Let me ask the Lord to bless His precious word to us. Father, as we reflect on this wonderful guide for prayer that our Savior gave to us. As we look at this passage and think about it this morning, as we do a quick survey to reflect on what we have been thinking about and learning in regard to our pattern of prayer, how we are to pray, and what our heart is to be like as we pray. We ask, Father, that you guide us into this truth today. Please shape our hearts through your words. Help us, Father, to set aside our own agendas to be instructed by the purity of your word. We ask for your protective grace and the blessing of your Spirit. Please guide me as I speak, to not introduce anything that is extraneous to your word, my Father, to only reflect and be able to communicate better an explanation of its truth and practical ways so that we can live them out. Guide us in these ways, we pray, in Christ’s name. Amen.
Reviewing Our Study on Prayer
Back in January, we started looking at prayer because, as far as a study is concerned, there’s probably no study of the Bible that’s going to draw us closer to the Lord than learning how to come before our Creator God, our majestic God, and offering prayers to Him that we know are heard by Him. It’s a privilege that only believers have. In the first sermon, the idea was that true confidence and power in prayer comes to us through the righteousness of Christ, not through our own personal merit. We looked at some legendary prayer warriors like George Muller and John Nelson Hyde, and we gave some examples of the remarkable ways that God blessed through their ministry of prayer.
We thought about how wonderful it would be if we were able to have a ministry looking to God’s grace and blessing that was effective like that. To be a prayer warrior, a person who can go to the Lord in prayer with confidence that God hears our prayers and that our prayers are answered. We began to look at what it means to abide in Christ, and the next sermon had to do with abiding in Christ and maintaining fellowship with God, walking in the light, confessing our sins to restore broken fellowship, and then coming confidently to the specific promises of God’s word as we offer them up to the Lord in prayer.
God Uses Ordinary People
One of the extraordinary things that we looked at that Sunday was how God uses ordinary people. The example that James gave is the example of Elijah. What James said about Elijah is that he was an ordinary man just like us. That made me start thinking, so even though this is a comment on a sermon two weeks back, I thought I would expand on that just for a moment. Our access to God is an extraordinary privilege. We think of ourselves as ordinary people, and we should, because we are ordinary people. There’s not much to me, and there’s certainly not much to a tiny group of people. If the world thinks about it, a handful of people in a little country church, what can they do for the Lord? We might be surprised. We might be able to do extraordinary things for the Lord if we put ourselves in His hands.

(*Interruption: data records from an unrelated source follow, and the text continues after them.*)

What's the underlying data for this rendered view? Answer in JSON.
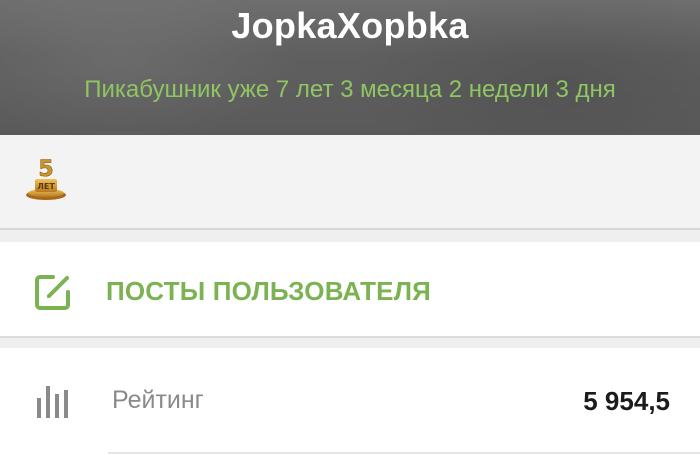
{
  "profile": {
    "username": "JopkaXopbka",
    "tenure": "Пикабушник уже 7 лет 3 месяца 2 недели 3 дня"
  },
  "awards": [
    {
      "icon": "five-years-award-icon",
      "label": "5 ЛЕТ",
      "accent": "#c9962e"
    }
  ],
  "menu": {
    "posts_label": "ПОСТЫ ПОЛЬЗОВАТЕЛЯ",
    "posts_icon": "edit-icon"
  },
  "stats": {
    "rating_label": "Рейтинг",
    "rating_value": "5 954,5",
    "rating_icon": "bar-chart-icon"
  },
  "colors": {
    "accent_green": "#7bb252",
    "tenure_green": "#8fc563",
    "header_bg": "#5f5f5f"
  }
}
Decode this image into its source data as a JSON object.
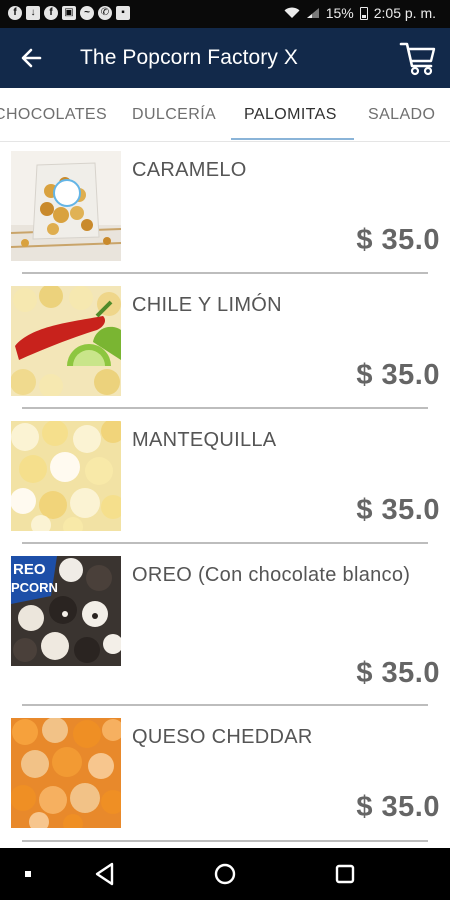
{
  "status_bar": {
    "battery": "15%",
    "time": "2:05 p. m.",
    "notification_icons": [
      "facebook-icon",
      "download-icon",
      "facebook-icon",
      "image-icon",
      "messenger-icon",
      "whatsapp-icon",
      "save-icon"
    ]
  },
  "header": {
    "title": "The Popcorn Factory X",
    "back_icon": "arrow-left-icon",
    "cart_icon": "shopping-cart-icon",
    "background": "#12294a"
  },
  "tabs": [
    {
      "label": "CHOCOLATES",
      "active": false
    },
    {
      "label": "DULCERÍA",
      "active": false
    },
    {
      "label": "PALOMITAS",
      "active": true
    },
    {
      "label": "SALADO",
      "active": false
    }
  ],
  "products": [
    {
      "name": "CARAMELO",
      "price": "$ 35.0",
      "image": "caramel-popcorn-bag"
    },
    {
      "name": "CHILE Y LIMÓN",
      "price": "$ 35.0",
      "image": "chili-lime-popcorn"
    },
    {
      "name": "MANTEQUILLA",
      "price": "$ 35.0",
      "image": "butter-popcorn"
    },
    {
      "name": "OREO (Con chocolate blanco)",
      "price": "$ 35.0",
      "image": "oreo-popcorn"
    },
    {
      "name": "QUESO CHEDDAR",
      "price": "$ 35.0",
      "image": "cheddar-popcorn"
    }
  ],
  "nav_bar": {
    "items": [
      "dot-icon",
      "back-triangle-icon",
      "home-circle-icon",
      "recents-square-icon"
    ]
  }
}
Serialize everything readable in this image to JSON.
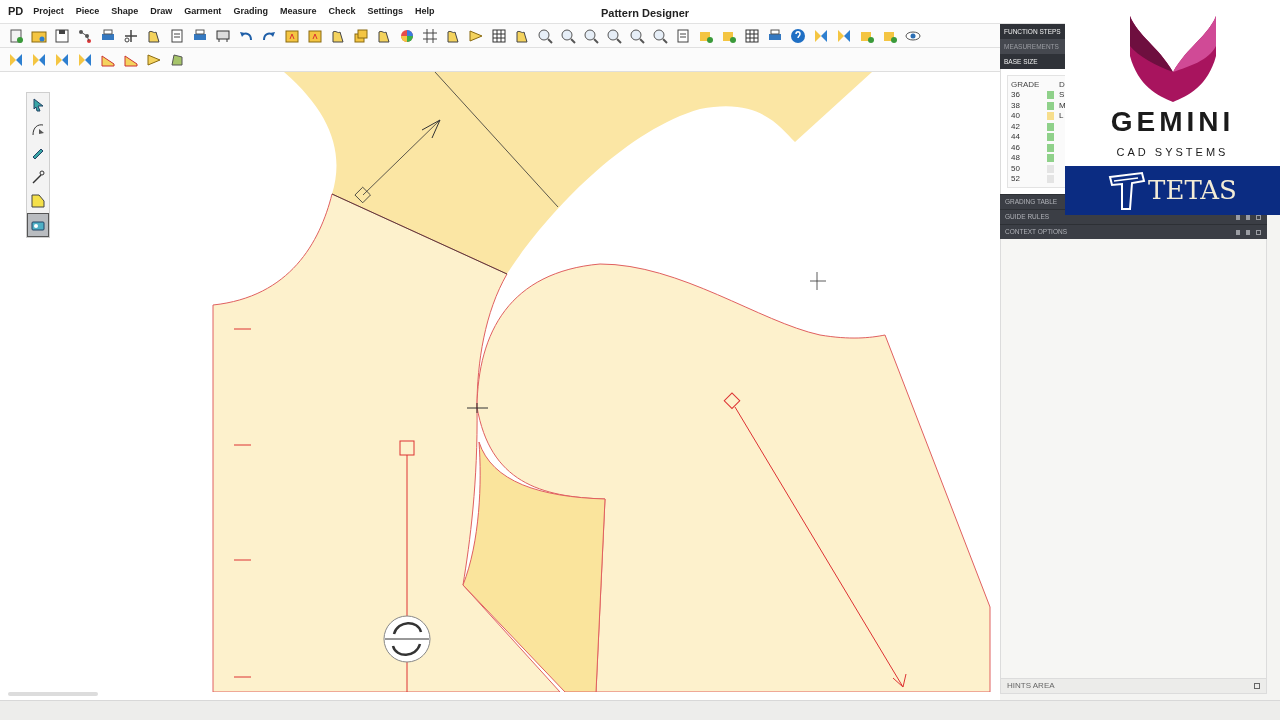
{
  "app_badge": "PD",
  "menu": [
    "Project",
    "Piece",
    "Shape",
    "Draw",
    "Garment",
    "Grading",
    "Measure",
    "Check",
    "Settings",
    "Help"
  ],
  "window": {
    "title": "Pattern Designer"
  },
  "tool_palette": [
    {
      "selected": false
    },
    {
      "selected": false
    },
    {
      "selected": false
    },
    {
      "selected": false
    },
    {
      "selected": false
    },
    {
      "selected": true
    }
  ],
  "side_tabs": [
    {
      "label": "FUNCTION STEPS",
      "selected": true
    },
    {
      "label": "MEASUREMENTS",
      "selected": false
    },
    {
      "label": "BASE SIZE",
      "selected": true
    }
  ],
  "grade_table": {
    "columns": [
      "GRADE",
      "D"
    ],
    "rows": [
      {
        "size": "36",
        "color": "#8fd18a",
        "code": "S"
      },
      {
        "size": "38",
        "color": "#8fd18a",
        "code": "M"
      },
      {
        "size": "40",
        "color": "#f7de8c",
        "code": "L"
      },
      {
        "size": "42",
        "color": "#8fd18a"
      },
      {
        "size": "44",
        "color": "#8fd18a"
      },
      {
        "size": "46",
        "color": "#8fd18a"
      },
      {
        "size": "48",
        "color": "#8fd18a"
      },
      {
        "size": "50",
        "color": "#e4e4e4"
      },
      {
        "size": "52",
        "color": "#e4e4e4"
      }
    ]
  },
  "panel_sections": [
    "GRADING TABLE",
    "GUIDE RULES",
    "CONTEXT OPTIONS"
  ],
  "hints": {
    "label": "HINTS AREA"
  },
  "logo": {
    "name": "GEMINI",
    "tagline": "CAD SYSTEMS",
    "partner": "TETAS"
  }
}
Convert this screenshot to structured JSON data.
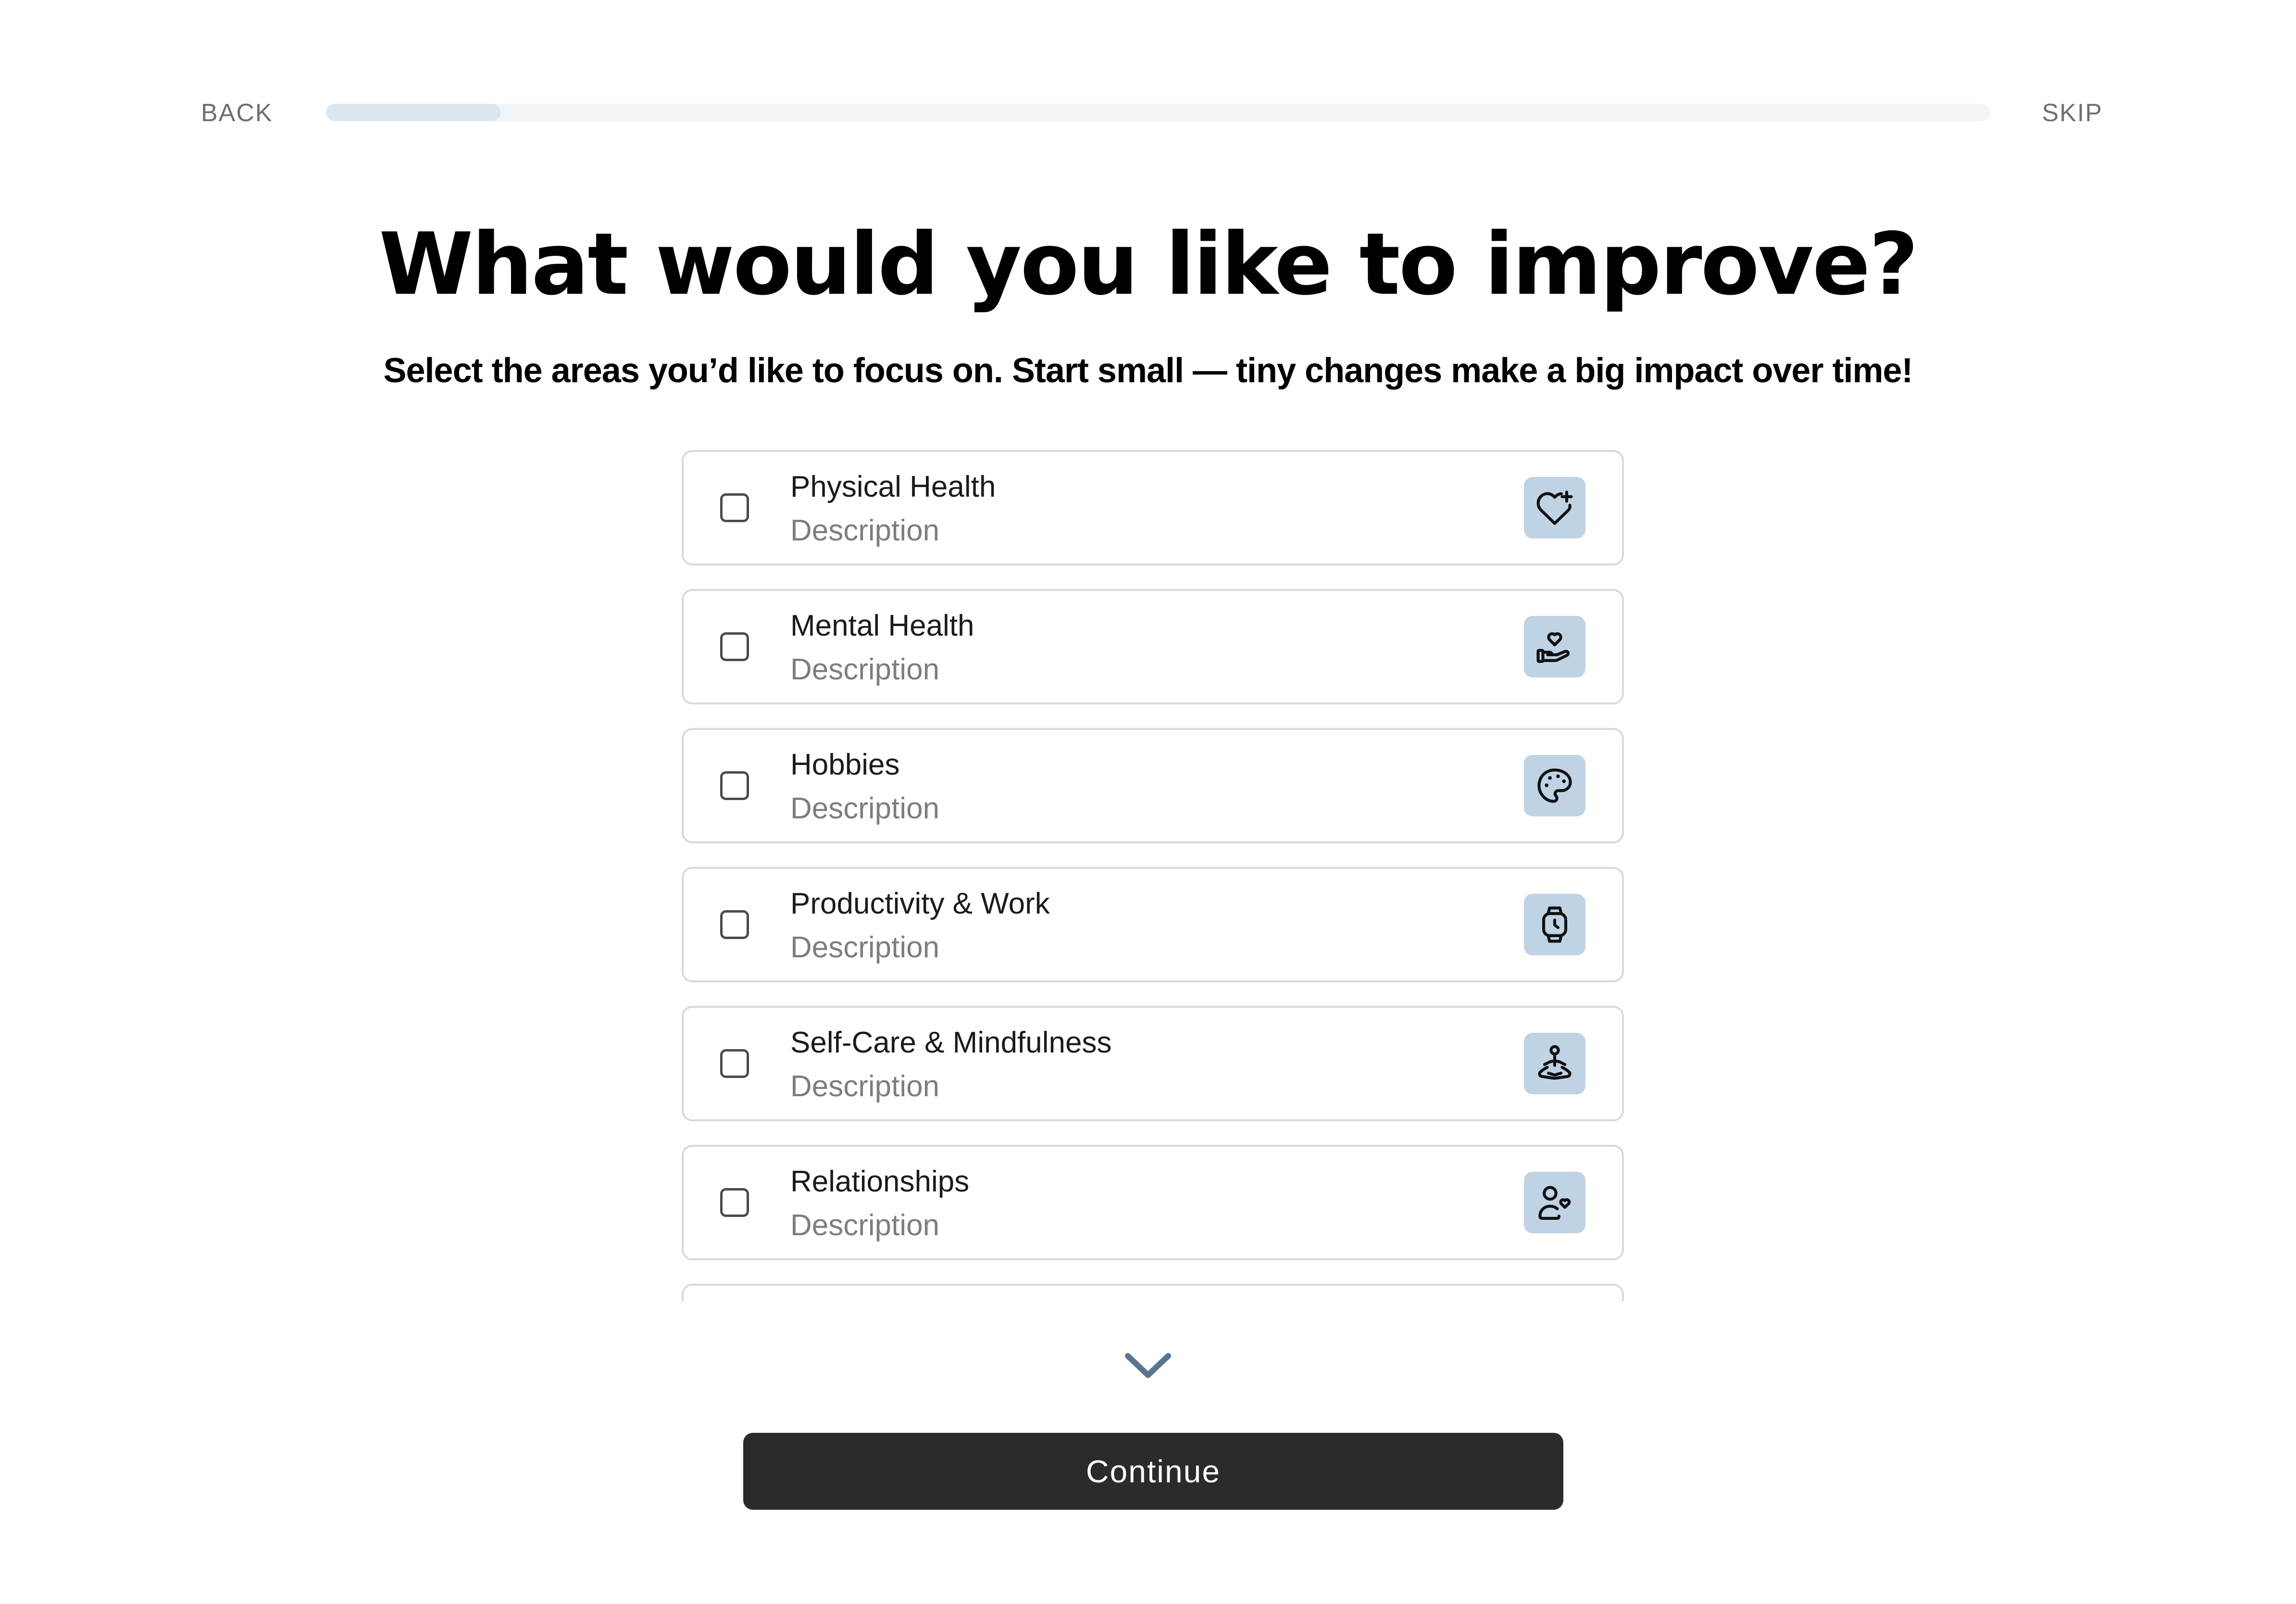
{
  "nav": {
    "back_label": "BACK",
    "skip_label": "SKIP",
    "progress": 0.105
  },
  "header": {
    "title": "What would you like to improve?",
    "subtitle": "Select the areas you’d like to focus on. Start small — tiny changes make a big impact over time!"
  },
  "options": [
    {
      "title": "Physical Health",
      "description": "Description",
      "icon": "heart-plus-icon",
      "checked": false
    },
    {
      "title": "Mental Health",
      "description": "Description",
      "icon": "hand-heart-icon",
      "checked": false
    },
    {
      "title": "Hobbies",
      "description": "Description",
      "icon": "palette-icon",
      "checked": false
    },
    {
      "title": "Productivity & Work",
      "description": "Description",
      "icon": "smartwatch-icon",
      "checked": false
    },
    {
      "title": "Self-Care & Mindfulness",
      "description": "Description",
      "icon": "meditation-icon",
      "checked": false
    },
    {
      "title": "Relationships",
      "description": "Description",
      "icon": "person-heart-icon",
      "checked": false
    }
  ],
  "actions": {
    "continue_label": "Continue"
  },
  "colors": {
    "primary_button": "#2b2b2b",
    "icon_background": "#bfd3e4",
    "progress_fill": "#dce6ee",
    "progress_track": "#f1f5f8",
    "chevron": "#5b7391"
  }
}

We were recently reading through the book of Exodus, and I thought about Moses. In Exodus chapter 3, Moses has that encounter with the burning bush. God gives him the commission of going to the Pharaoh to deliver the Hebrew people from the Egyptians. Moses says, “Who am I to do this? Why would they believe me? If I tell them that the Lord appeared to me, they’ll just say they don’t think the Lord appeared to you. What if they deny what I say?” God said to Moses, “What’s in your hand?” He says, “A staff.” He says, “Throw it down.” He throws it down and it becomes a serpent. Moses flees before it. God says to Moses, “Pick it up by its tail.” He does, and it turns into a staff. He says, “So that they might believe.”
What was that? A piece of wood that was cut from an olive tree. It turned into a serpent and swallowed up all the demonic serpents that the Pharaoh’s magicians produced. In the hands of Aaron, that staff turned water into blood when Aaron struck the water with it. It was stretched out over all of the plagues and judgments upon Egypt. One at a time, they stretched forth the staff and all those things happened:
- The frogs
- The lice
- The thunder, hail, and lightning
- The locusts
It was lifted up to divide the waters of the Red Sea, serving as a rod of healing and escape for the Hebrews. It was used as a means of provision in the wilderness when Moses struck the rock at Horeb to miraculously provide all the water needed by the multitudes and the livestock. Moses held it up for victory for the Jews; they had to hold Moses’ arms up while he held up that staff. When Moses’ leadership was questioned as a test, that rod miraculously budded, bringing forth almond blossoms. Finally, it was used one last time at the end of the wilderness wanderings to bring water out of the rock in the desert of Zin.
Moses says, “Who am I? I’m just an ordinary man.” God says, “What’s in your hand?” Moses says, “An ordinary stick.” God takes an ordinary stick and does some really extraordinary things. There was no magic in the stick. There’s nothing special about Moses. There’s nothing special about any one of us. But in the hands of God, because of the power of God, we can be used in wonderful and remarkable ways.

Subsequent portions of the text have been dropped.